Not that Spirited Away or Totoro are one-note in their wisdoms by any means, but Arrietty (pronounced interchangeably as “Are-E-et-tee” and “Air-E-et-tee,” in case you were wondering) has some knowledge to drop. Even from the outset it offers some pretty heavy circumstances, like living with a terminal illness, and being blinded by prejudice. Again, stuff that everyone has to deal with at some point. And in turn, that’s what this movie becomes: a parable of sorts about trusting in others, looking past appearances, that home is where you make it, and the healing power of friendship, among other things. The adventure is a blast in its own right, but this is what makes it so much more. Folks, this thing moved me, and if it weren’t for Grave of the Fireflies, I’d say it was the most affecting Ghibli film out there. Damn you, Grave of the Fireflies! Why’d you have to be so good?!
But like every Studio Ghibli effort, it’s also absolutely gorgeous to watch. A lot of the trademark stuff is here like the giant cats and the woodland warriors, all of which are a welcome addition. Although what makes it particularly arresting is the way it takes such an everyday setting and transforms it into something otherworldly, simply by showing it through a smaller set of eyes. There’s so much color and so much vibrancy in Arrietty’s little world – the world we live in – that it makes you wonder how you’ve been missing it for all these years.

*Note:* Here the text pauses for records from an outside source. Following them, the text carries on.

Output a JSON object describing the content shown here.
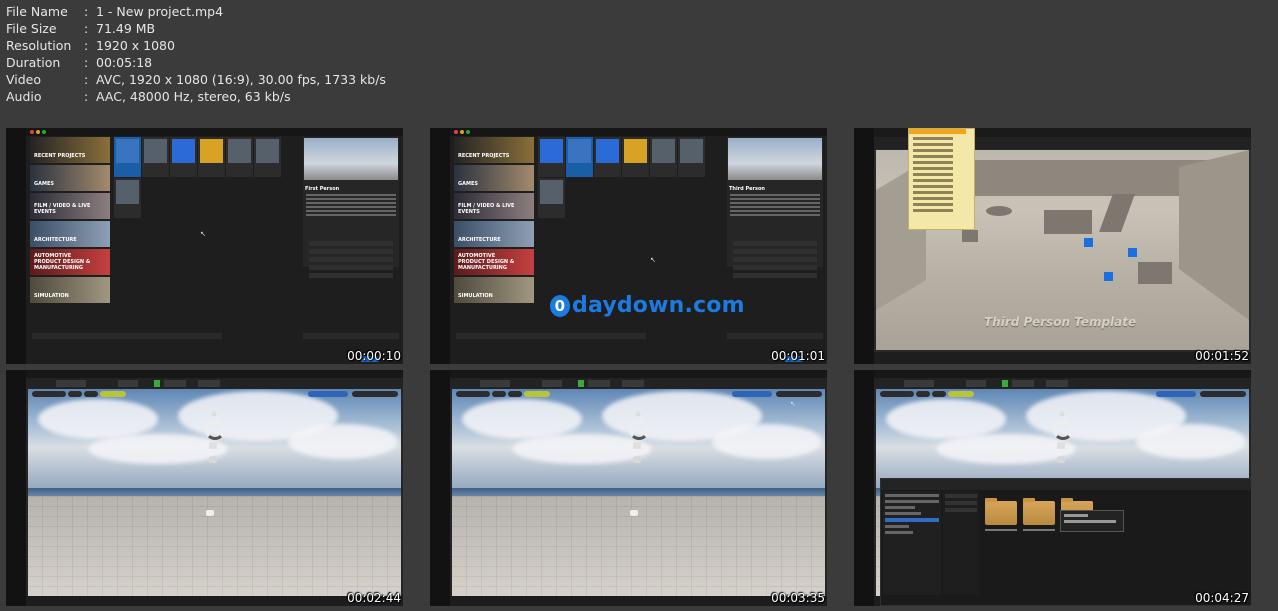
{
  "file_info": [
    {
      "key": "File Name",
      "value": "1 - New project.mp4"
    },
    {
      "key": "File Size",
      "value": "71.49 MB"
    },
    {
      "key": "Resolution",
      "value": "1920 x 1080"
    },
    {
      "key": "Duration",
      "value": "00:05:18"
    },
    {
      "key": "Video",
      "value": "AVC, 1920 x 1080 (16:9), 30.00 fps, 1733 kb/s"
    },
    {
      "key": "Audio",
      "value": "AAC, 48000 Hz, stereo, 63 kb/s"
    }
  ],
  "separator": ":",
  "watermark": {
    "text": "daydown.com",
    "icon_glyph": "0",
    "color": "#1c7be0"
  },
  "project_browser": {
    "categories": [
      "RECENT PROJECTS",
      "GAMES",
      "FILM / VIDEO & LIVE EVENTS",
      "ARCHITECTURE",
      "AUTOMOTIVE PRODUCT DESIGN & MANUFACTURING",
      "SIMULATION"
    ],
    "description_title_1": "First Person",
    "description_title_2": "Third Person"
  },
  "template_viewport": {
    "overlay_text": "Third Person Template"
  },
  "thumbnails": [
    {
      "timestamp": "00:00:10"
    },
    {
      "timestamp": "00:01:01"
    },
    {
      "timestamp": "00:01:52"
    },
    {
      "timestamp": "00:02:44"
    },
    {
      "timestamp": "00:03:35"
    },
    {
      "timestamp": "00:04:27"
    }
  ],
  "colors": {
    "background": "#3b3b3b",
    "accent_blue": "#1c68c7",
    "menu_highlight": "#f5a41a",
    "play_green": "#3eaa3e"
  }
}
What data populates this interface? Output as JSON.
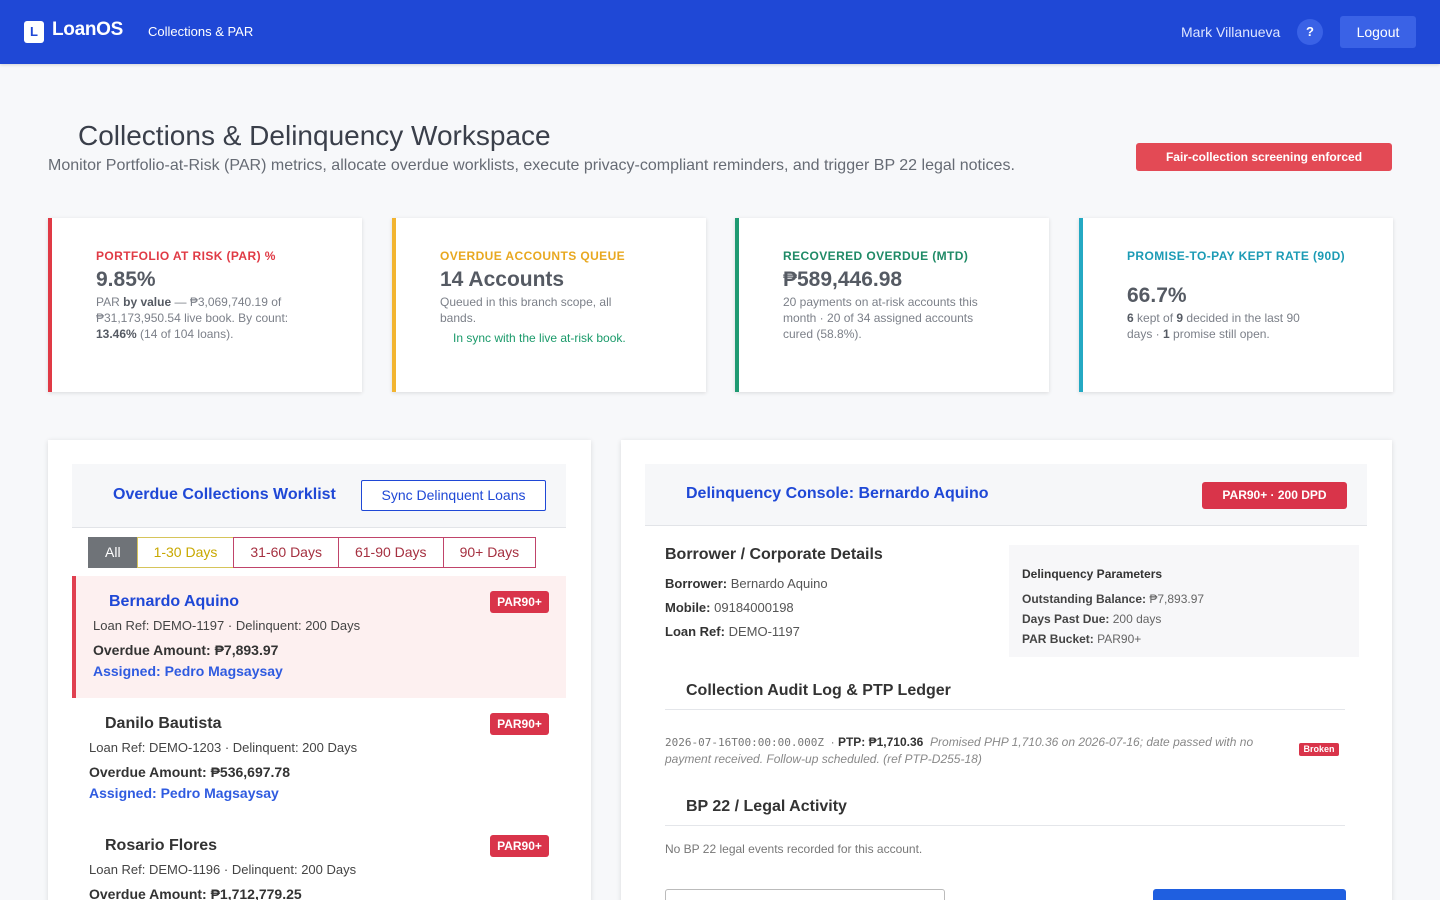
{
  "header": {
    "logo_letter": "L",
    "app_name": "LoanOS",
    "nav_link": "Collections & PAR",
    "user_name": "Mark Villanueva",
    "help_label": "?",
    "logout_label": "Logout"
  },
  "page": {
    "title": "Collections & Delinquency Workspace",
    "subtitle": "Monitor Portfolio-at-Risk (PAR) metrics, allocate overdue worklists, execute privacy-compliant reminders, and trigger BP 22 legal notices.",
    "compliance_badge": "Fair-collection screening enforced"
  },
  "kpis": [
    {
      "label": "PORTFOLIO AT RISK (PAR) %",
      "value": "9.85%",
      "color": "#e03a45",
      "desc_html_parts": [
        "PAR ",
        "by value",
        " — ₱3,069,740.19 of ₱31,173,950.54 live book. By count: ",
        "13.46%",
        " (14 of 104 loans)."
      ]
    },
    {
      "label": "OVERDUE ACCOUNTS QUEUE",
      "value": "14 Accounts",
      "color": "#f2b430",
      "desc": "Queued in this branch scope, all bands.",
      "note": "In sync with the live at-risk book."
    },
    {
      "label": "RECOVERED OVERDUE (MTD)",
      "value": "₱589,446.98",
      "color": "#1f9a72",
      "desc": "20 payments on at-risk accounts this month · 20 of 34 assigned accounts cured (58.8%)."
    },
    {
      "label": "PROMISE-TO-PAY KEPT RATE (90D)",
      "value": "66.7%",
      "color": "#24a9c3",
      "desc_parts": [
        "6",
        " kept of ",
        "9",
        " decided in the last 90 days · ",
        "1",
        " promise still open."
      ]
    }
  ],
  "worklist": {
    "title": "Overdue Collections Worklist",
    "sync_label": "Sync Delinquent Loans",
    "filters": [
      "All",
      "1-30 Days",
      "31-60 Days",
      "61-90 Days",
      "90+ Days"
    ],
    "active_filter": "All",
    "rows": [
      {
        "name": "Bernardo Aquino",
        "ref": "Loan Ref: DEMO-1197 · Delinquent: 200 Days",
        "amount": "Overdue Amount: ₱7,893.97",
        "assigned": "Assigned: Pedro Magsaysay",
        "badge": "PAR90+",
        "selected": true
      },
      {
        "name": "Danilo Bautista",
        "ref": "Loan Ref: DEMO-1203 · Delinquent: 200 Days",
        "amount": "Overdue Amount: ₱536,697.78",
        "assigned": "Assigned: Pedro Magsaysay",
        "badge": "PAR90+",
        "selected": false
      },
      {
        "name": "Rosario Flores",
        "ref": "Loan Ref: DEMO-1196 · Delinquent: 200 Days",
        "amount": "Overdue Amount: ₱1,712,779.25",
        "badge": "PAR90+",
        "selected": false
      }
    ]
  },
  "console": {
    "title": "Delinquency Console: Bernardo Aquino",
    "badge": "PAR90+ · 200 DPD",
    "borrower_section": "Borrower / Corporate Details",
    "borrower_label": "Borrower:",
    "borrower_value": "Bernardo Aquino",
    "mobile_label": "Mobile:",
    "mobile_value": "09184000198",
    "loanref_label": "Loan Ref:",
    "loanref_value": "DEMO-1197",
    "params_title": "Delinquency Parameters",
    "balance_label": "Outstanding Balance:",
    "balance_value": "₱7,893.97",
    "dpd_label": "Days Past Due:",
    "dpd_value": "200 days",
    "bucket_label": "PAR Bucket:",
    "bucket_value": "PAR90+",
    "audit_section": "Collection Audit Log & PTP Ledger",
    "log": {
      "timestamp": "2026-07-16T00:00:00.000Z",
      "ptp_label": "PTP: ₱1,710.36",
      "note": "Promised PHP 1,710.36 on 2026-07-16; date passed with no payment received. Follow-up scheduled. (ref PTP-D255-18)",
      "status": "Broken"
    },
    "legal_section": "BP 22 / Legal Activity",
    "legal_empty": "No BP 22 legal events recorded for this account."
  }
}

It’s not quite the orgy of imagination that many Ghibli films put on display, but what it lacks in that facet, it makes up for in detail.
And then there’s voice acting, which is also fantastic. Amy Poehler is perfect as Arrietty’s mother; an atypically and refreshingly straight-laced Will Arnett is great as Arrietty’s father; and Carol Burnett is fantastic (and often hilarious) as the housekeeper. If there’s one aspect of Ghibli movies that tends to be a crap shoot, it’s the voice acting. So, yeah, dodged that bullet.
However, there is the one thing that semi-bugged me about this story: the said housekeeper. In short, the motive’s just not there. Sure, taking care of pests is what she’s paid to do, but this is plain ridiculous. It’s just never really addressed why she’s so hell-bent on capturing these little dudes and offing them like they’re rodents, especially when “grand theft twine” is the most heinous thing on their rap sheets. True, I can’t speak from personal experience on the matter, but I like to think that “KILL!” wouldn’t be my gut reaction if I saw a fun-size human running around my house. It’s not a dealbreaker or anything, but for the prominent role she plays, there ain’t much explanation for why she plays it.
As far as Studio Ghibli films that don’t involve Miyazaki go, I still have some homework to do, but from what I’ve seen so far, I’m sticking to my original statement. I don’t buy too many movies these days, but the ones I find myself acquiring are the ones that I plan on watching with my future kids one day. With that being said, I’m happy to own The Secret World of Arrietty. This is why I worship at the church of Miyazaki, and why I’ll still be devout when I’m just as old as he is. Some stories and some lessons just never get old, no matter how many times you hear ’em. We could all afford to learn a thing or two from these characters, and after all, you gotta love film makers who love strong women.
Now I just have to read The Borrowers already.
PS: A big shout-out is in order to Marc over at Go, See, Talk! for hooking me up a copy of this in the first place! Folks, it doesn’t happen often, but when it does, it pays to bond over anime. Trust.